I often lamented two issues regarding take-over offers in Malaysia:
  • There is hardly ever a dissenting voice from any Director on the Board;
  • There is hardly ever a competing offer.

In Kian Joo's case, Christmas came early, since both these issues did apply, very rare for the Malaysian corporate scene:
  • There was a competing offer by Toyota Tsusho Corporation; 
  • One Director opposed the proposed disposal, in light of this competing offer.

The announcement can be found here:

"Kian Joo wishes to announce that Dato’ Anthony See Teow Guan (“Dato’ Anthony See”) has declared that he is now against the Proposed Disposal. Dato’ Anthony See’s reason for the change of decision is in light of the letter of interest that was received from Toyota Tsusho Corporation."

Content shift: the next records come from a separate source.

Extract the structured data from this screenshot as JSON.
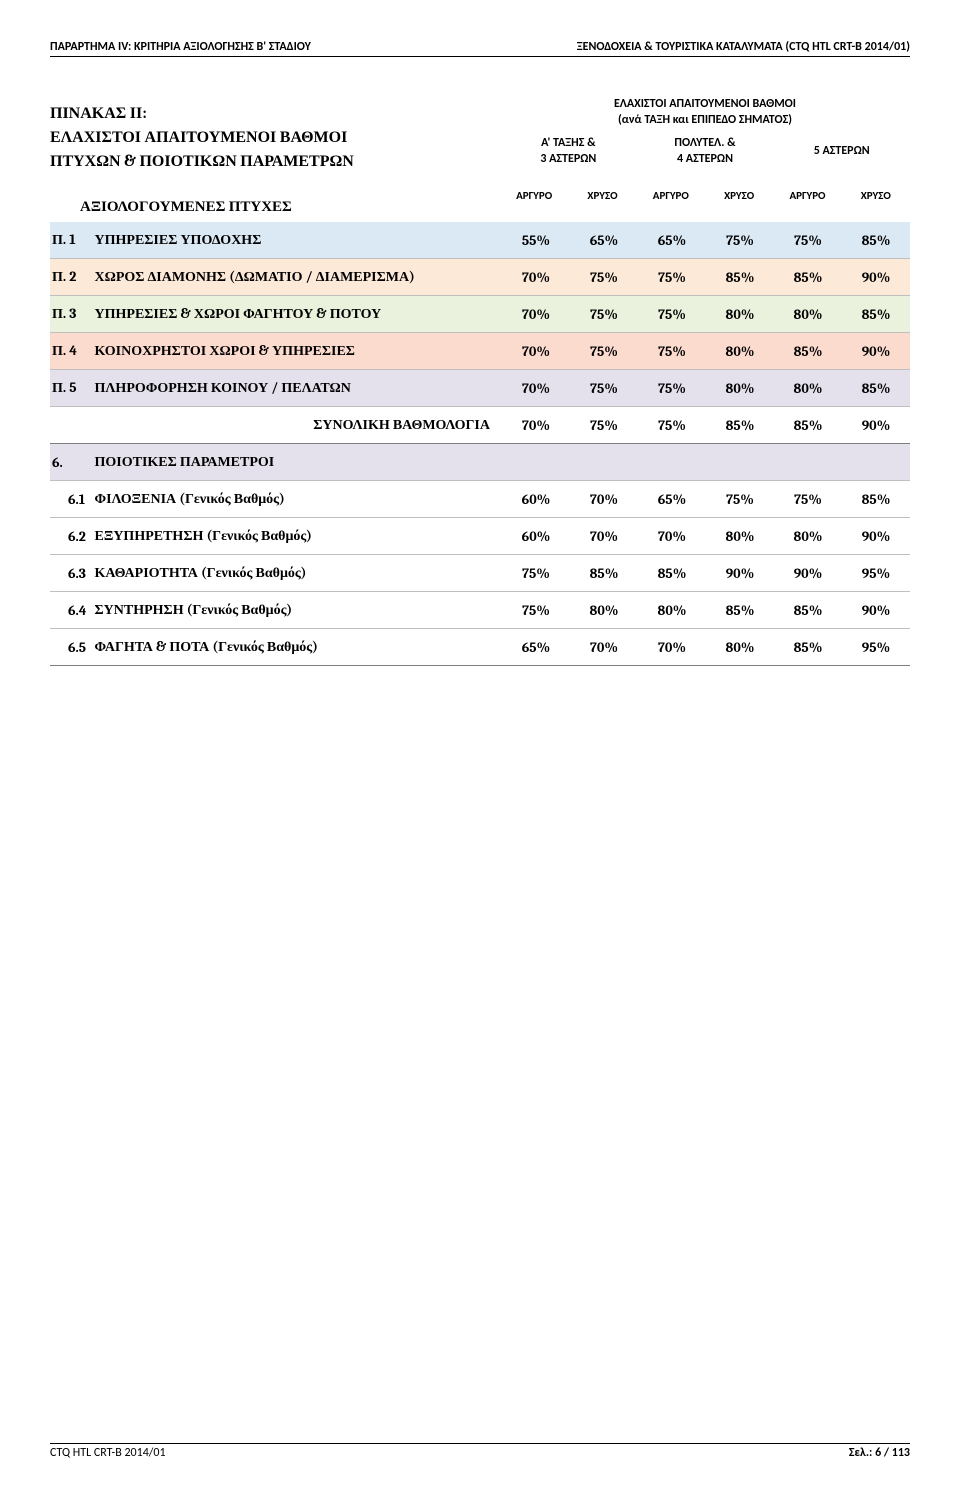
{
  "header": {
    "left": "ΠΑΡΑΡΤΗΜΑ IV: ΚΡΙΤΗΡΙΑ ΑΞΙΟΛΟΓΗΣΗΣ Β' ΣΤΑΔΙΟΥ",
    "right": "ΞΕΝΟΔΟΧΕΙΑ & ΤΟΥΡΙΣΤΙΚΑ ΚΑΤΑΛΥΜΑΤΑ (CTQ HTL CRT-B 2014/01)"
  },
  "title": {
    "line1": "ΠΙΝΑΚΑΣ ΙΙ:",
    "line2": "ΕΛΑΧΙΣΤΟΙ ΑΠΑΙΤΟΥΜΕΝΟΙ ΒΑΘΜΟΙ",
    "line3": "ΠΤΥΧΩΝ & ΠΟΙΟΤΙΚΩΝ ΠΑΡΑΜΕΤΡΩΝ",
    "banner_line1": "ΕΛΑΧΙΣΤΟΙ ΑΠΑΙΤΟΥΜΕΝΟΙ ΒΑΘΜΟΙ",
    "banner_line2": "(ανά ΤΑΞΗ και ΕΠΙΠΕΔΟ ΣΗΜΑΤΟΣ)"
  },
  "categories": {
    "cat1_line1": "Α' ΤΑΞΗΣ &",
    "cat1_line2": "3 ΑΣΤΕΡΩΝ",
    "cat2_line1": "ΠΟΛΥΤΕΛ. &",
    "cat2_line2": "4 ΑΣΤΕΡΩΝ",
    "cat3_line1": "5 ΑΣΤΕΡΩΝ",
    "sub1": "ΑΡΓΥΡΟ",
    "sub2": "ΧΡΥΣΟ",
    "sub3": "ΑΡΓΥΡΟ",
    "sub4": "ΧΡΥΣΟ",
    "sub5": "ΑΡΓΥΡΟ",
    "sub6": "ΧΡΥΣΟ"
  },
  "section_label": "ΑΞΙΟΛΟΓΟΥΜΕΝΕΣ  ΠΤΥΧΕΣ",
  "rows": [
    {
      "code": "Π. 1",
      "label": "ΥΠΗΡΕΣΙΕΣ ΥΠΟΔΟΧΗΣ",
      "bg": "#dbe9f4",
      "v": [
        "55%",
        "65%",
        "65%",
        "75%",
        "75%",
        "85%"
      ]
    },
    {
      "code": "Π. 2",
      "label": "ΧΩΡΟΣ ΔΙΑΜΟΝΗΣ (ΔΩΜΑΤΙΟ / ΔΙΑΜΕΡΙΣΜΑ)",
      "bg": "#fde9d8",
      "v": [
        "70%",
        "75%",
        "75%",
        "85%",
        "85%",
        "90%"
      ]
    },
    {
      "code": "Π. 3",
      "label": "ΥΠΗΡΕΣΙΕΣ & ΧΩΡΟΙ ΦΑΓΗΤΟΥ & ΠΟΤΟΥ",
      "bg": "#eaf1dc",
      "v": [
        "70%",
        "75%",
        "75%",
        "80%",
        "80%",
        "85%"
      ]
    },
    {
      "code": "Π. 4",
      "label": "ΚΟΙΝΟΧΡΗΣΤΟΙ ΧΩΡΟΙ & ΥΠΗΡΕΣΙΕΣ",
      "bg": "#fcdbcf",
      "v": [
        "70%",
        "75%",
        "75%",
        "80%",
        "85%",
        "90%"
      ]
    },
    {
      "code": "Π. 5",
      "label": "ΠΛΗΡΟΦΟΡΗΣΗ ΚΟΙΝΟΥ / ΠΕΛΑΤΩΝ",
      "bg": "#e4e1ec",
      "v": [
        "70%",
        "75%",
        "75%",
        "80%",
        "80%",
        "85%"
      ]
    }
  ],
  "synolik": {
    "label": "ΣΥΝΟΛΙΚΗ ΒΑΘΜΟΛΟΓΙΑ",
    "v": [
      "70%",
      "75%",
      "75%",
      "85%",
      "85%",
      "90%"
    ]
  },
  "quality_header": {
    "code": "6.",
    "label": "ΠΟΙΟΤΙΚΕΣ ΠΑΡΑΜΕΤΡΟΙ",
    "bg": "#e4e1ec"
  },
  "quality_rows": [
    {
      "code": "6.1",
      "label": "ΦΙΛΟΞΕΝΙΑ (Γενικός Βαθμός)",
      "v": [
        "60%",
        "70%",
        "65%",
        "75%",
        "75%",
        "85%"
      ]
    },
    {
      "code": "6.2",
      "label": "ΕΞΥΠΗΡΕΤΗΣΗ (Γενικός Βαθμός)",
      "v": [
        "60%",
        "70%",
        "70%",
        "80%",
        "80%",
        "90%"
      ]
    },
    {
      "code": "6.3",
      "label": "ΚΑΘΑΡΙΟΤΗΤΑ (Γενικός Βαθμός)",
      "v": [
        "75%",
        "85%",
        "85%",
        "90%",
        "90%",
        "95%"
      ]
    },
    {
      "code": "6.4",
      "label": "ΣΥΝΤΗΡΗΣΗ (Γενικός Βαθμός)",
      "v": [
        "75%",
        "80%",
        "80%",
        "85%",
        "85%",
        "90%"
      ]
    },
    {
      "code": "6.5",
      "label": "ΦΑΓΗΤΑ & ΠΟΤΑ (Γενικός Βαθμός)",
      "v": [
        "65%",
        "70%",
        "70%",
        "80%",
        "85%",
        "95%"
      ]
    }
  ],
  "footer": {
    "left": "CTQ HTL CRT-B 2014/01",
    "right": "Σελ.:  6 / 113"
  }
}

It is rather puzzling why Kian Joo not simply stated the reasons for Anthony See's stand. Surely, from a CG point of view, it is best to be transparent and publish the reasons as soon as they are available?

Yesterday Kian Joo's AGM was held, these are the results of the voting:

First of all, all resolutions were done by poll, and the detailed voting is announced, that is very transparent.

Secondly, the 5th resolution was not passed, which means that See Teow Koon was not re-elected.

Thirdly, it can be seen that quite a few other resolutions (in red) had tens of millions of votes (shares) against them. Although these resolutions did pass, the opposition has been noticed.

Bursa Stock Talk wrote an interesting posting on his blog, whether Can One should be allowed to vote on the asset disposal or not. These kind of asset disposals have to be approved by 75% of the votes, which could make it interesting.